Kumarakrishnan separated artifacts from tools. A tool exposes a function an agent can call. An artifact represents part of the environment. Teams can wrap an artifact with MCP, but the artifact carries the domain rule, state and control point.
He described three artifact types. Boundary artifacts govern access to domain capabilities. Resource artifacts mediate access to databases and other shared systems. Coordination artifacts give agents shared state for collaboration.
This design responds to what Kumarakrishnan called hyper-tenancy. Enterprises built many services for a small number of trusted integrations. Agent systems may create thousands of callers with cross-functional goals. A shopping agent can touch search, product detail, account and checkout paths in one task. A human employee might launch several agents that touch the same records.
Boundary artifacts let platform teams absorb that pressure without forcing each domain service team to redesign every API. The service team keeps its domain model.
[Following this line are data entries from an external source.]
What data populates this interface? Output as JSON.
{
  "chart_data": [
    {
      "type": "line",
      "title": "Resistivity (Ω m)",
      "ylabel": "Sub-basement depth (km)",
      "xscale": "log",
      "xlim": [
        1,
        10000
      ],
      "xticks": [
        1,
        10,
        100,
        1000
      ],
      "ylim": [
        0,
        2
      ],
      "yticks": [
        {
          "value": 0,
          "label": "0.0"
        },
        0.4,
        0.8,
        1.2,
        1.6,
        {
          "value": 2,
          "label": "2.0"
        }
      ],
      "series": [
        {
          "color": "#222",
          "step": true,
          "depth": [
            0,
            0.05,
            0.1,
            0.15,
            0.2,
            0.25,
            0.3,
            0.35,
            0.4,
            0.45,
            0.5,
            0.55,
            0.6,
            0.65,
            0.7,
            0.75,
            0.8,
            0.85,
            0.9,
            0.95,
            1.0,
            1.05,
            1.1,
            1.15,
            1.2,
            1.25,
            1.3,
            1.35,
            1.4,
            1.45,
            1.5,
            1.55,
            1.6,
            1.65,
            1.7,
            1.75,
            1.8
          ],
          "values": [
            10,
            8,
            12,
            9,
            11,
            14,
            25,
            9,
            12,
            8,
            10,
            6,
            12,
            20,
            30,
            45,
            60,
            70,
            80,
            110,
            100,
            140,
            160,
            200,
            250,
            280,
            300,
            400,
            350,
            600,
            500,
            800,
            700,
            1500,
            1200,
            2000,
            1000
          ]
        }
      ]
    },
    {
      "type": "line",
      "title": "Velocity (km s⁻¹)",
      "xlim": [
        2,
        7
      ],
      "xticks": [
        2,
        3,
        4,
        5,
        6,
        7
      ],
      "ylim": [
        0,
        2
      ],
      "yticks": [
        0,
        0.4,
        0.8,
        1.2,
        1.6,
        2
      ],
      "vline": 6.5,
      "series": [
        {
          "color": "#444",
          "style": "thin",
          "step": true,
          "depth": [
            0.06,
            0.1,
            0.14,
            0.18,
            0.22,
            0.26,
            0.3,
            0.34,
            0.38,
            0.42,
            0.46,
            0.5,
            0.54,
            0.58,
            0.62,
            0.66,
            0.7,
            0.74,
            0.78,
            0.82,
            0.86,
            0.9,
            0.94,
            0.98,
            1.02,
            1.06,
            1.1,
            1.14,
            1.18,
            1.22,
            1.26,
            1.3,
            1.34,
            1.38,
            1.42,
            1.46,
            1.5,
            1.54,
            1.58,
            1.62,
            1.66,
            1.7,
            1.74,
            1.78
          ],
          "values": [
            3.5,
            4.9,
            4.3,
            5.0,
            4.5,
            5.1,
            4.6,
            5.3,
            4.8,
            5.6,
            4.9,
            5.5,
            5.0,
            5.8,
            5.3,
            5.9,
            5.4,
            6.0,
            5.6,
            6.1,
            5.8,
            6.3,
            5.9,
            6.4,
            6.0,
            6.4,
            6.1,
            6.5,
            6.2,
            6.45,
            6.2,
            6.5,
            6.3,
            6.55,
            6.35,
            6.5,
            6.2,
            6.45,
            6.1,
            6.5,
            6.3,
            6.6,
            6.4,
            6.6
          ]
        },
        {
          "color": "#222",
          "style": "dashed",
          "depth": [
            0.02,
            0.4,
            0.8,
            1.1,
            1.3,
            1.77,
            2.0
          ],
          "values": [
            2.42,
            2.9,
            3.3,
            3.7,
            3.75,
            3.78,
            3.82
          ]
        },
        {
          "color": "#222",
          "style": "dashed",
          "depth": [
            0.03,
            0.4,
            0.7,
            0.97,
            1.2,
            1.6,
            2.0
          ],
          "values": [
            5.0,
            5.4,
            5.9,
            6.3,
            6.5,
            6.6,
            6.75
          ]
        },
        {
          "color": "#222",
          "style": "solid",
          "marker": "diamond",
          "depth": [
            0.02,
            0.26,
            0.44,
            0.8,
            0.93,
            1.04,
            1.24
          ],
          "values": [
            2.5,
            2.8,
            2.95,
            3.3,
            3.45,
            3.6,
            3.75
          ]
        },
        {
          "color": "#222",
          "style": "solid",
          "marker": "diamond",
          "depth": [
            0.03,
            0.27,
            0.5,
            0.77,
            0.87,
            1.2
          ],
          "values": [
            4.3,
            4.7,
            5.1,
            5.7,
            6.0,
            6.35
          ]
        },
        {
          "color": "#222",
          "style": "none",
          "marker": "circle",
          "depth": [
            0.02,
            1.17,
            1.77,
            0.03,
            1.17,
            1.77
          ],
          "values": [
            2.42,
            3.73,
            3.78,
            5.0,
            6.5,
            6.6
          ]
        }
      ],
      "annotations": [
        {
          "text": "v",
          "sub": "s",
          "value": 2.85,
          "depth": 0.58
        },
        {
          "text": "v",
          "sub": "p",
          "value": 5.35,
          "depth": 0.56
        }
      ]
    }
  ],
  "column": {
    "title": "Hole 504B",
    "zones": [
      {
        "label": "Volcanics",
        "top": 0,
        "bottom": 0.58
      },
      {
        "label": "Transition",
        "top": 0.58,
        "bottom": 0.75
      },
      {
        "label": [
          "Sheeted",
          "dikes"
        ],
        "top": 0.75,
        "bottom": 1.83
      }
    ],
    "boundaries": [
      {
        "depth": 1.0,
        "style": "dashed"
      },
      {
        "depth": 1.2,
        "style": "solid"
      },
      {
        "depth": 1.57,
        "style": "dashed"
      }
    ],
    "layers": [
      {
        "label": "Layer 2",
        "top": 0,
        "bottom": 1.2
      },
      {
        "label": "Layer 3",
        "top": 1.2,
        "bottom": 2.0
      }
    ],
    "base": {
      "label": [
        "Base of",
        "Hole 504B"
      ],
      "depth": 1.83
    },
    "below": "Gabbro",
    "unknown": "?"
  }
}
The artifact layer adds agent-facing semantics, audit records and policy hooks.
Use cases
Kumarakrishnan tied the architecture to enterprise work, not chat demos. Procurement gives the clearest example. A purchasing agent needs procedural memory for the buying process, process mining to learn current edge cases and an artifact layer to govern purchase order creation.
Incident response offers another fit. An agent may gather metrics, open tickets, query logs and propose a mitigation. A workflow engine can preserve state across long investigations. A boundary artifact can control access to deploy actions and record each step.
Customer commerce also fits the model. A personal shopper agent needs product search, inventory, profile and checkout access. Teams can avoid flat tool sprawl by exposing higher-level artifacts such as cart, order and account workspaces.
Software engineering agents can use the same pattern. MCP can expose repositories and issue trackers. A workflow engine can manage review, test and merge gates. A coordination artifact can hold shared plan state for several agents that work on one project.
Trade-offs
Kumarakrishnan's approach asks teams to invest before the demo looks impressive. Engineers must define module boundaries, map processes and build artifacts around services. That cost can feel heavy beside a tool wrapper and a prompt.
The payoff comes at scale. Modular agents reduce rewrites as model patterns change. Workflow engines give operators state, retries and inspection. Artifacts give security teams a place to enforce policy across many agent callers.
Teams still face design choices. BPMN gives a standard language and flexible primitives, but developers must learn its modeling style. Temporal lets developers write workflows in code, but teams must build agent-specific flexibility on top.
MCP remains useful in this architecture. It gives LLMs a common way to discover and invoke capabilities. Kumarakrishnan's warning targets the layer underneath: teams need domain artifacts, not thin wrappers around fragile service calls.
The talk lands as agent platforms move from prototypes into business systems. Engineering leaders now need more than better prompts. They need agent architectures that survive new model releases, execute business processes and give operators control over cross-functional automation.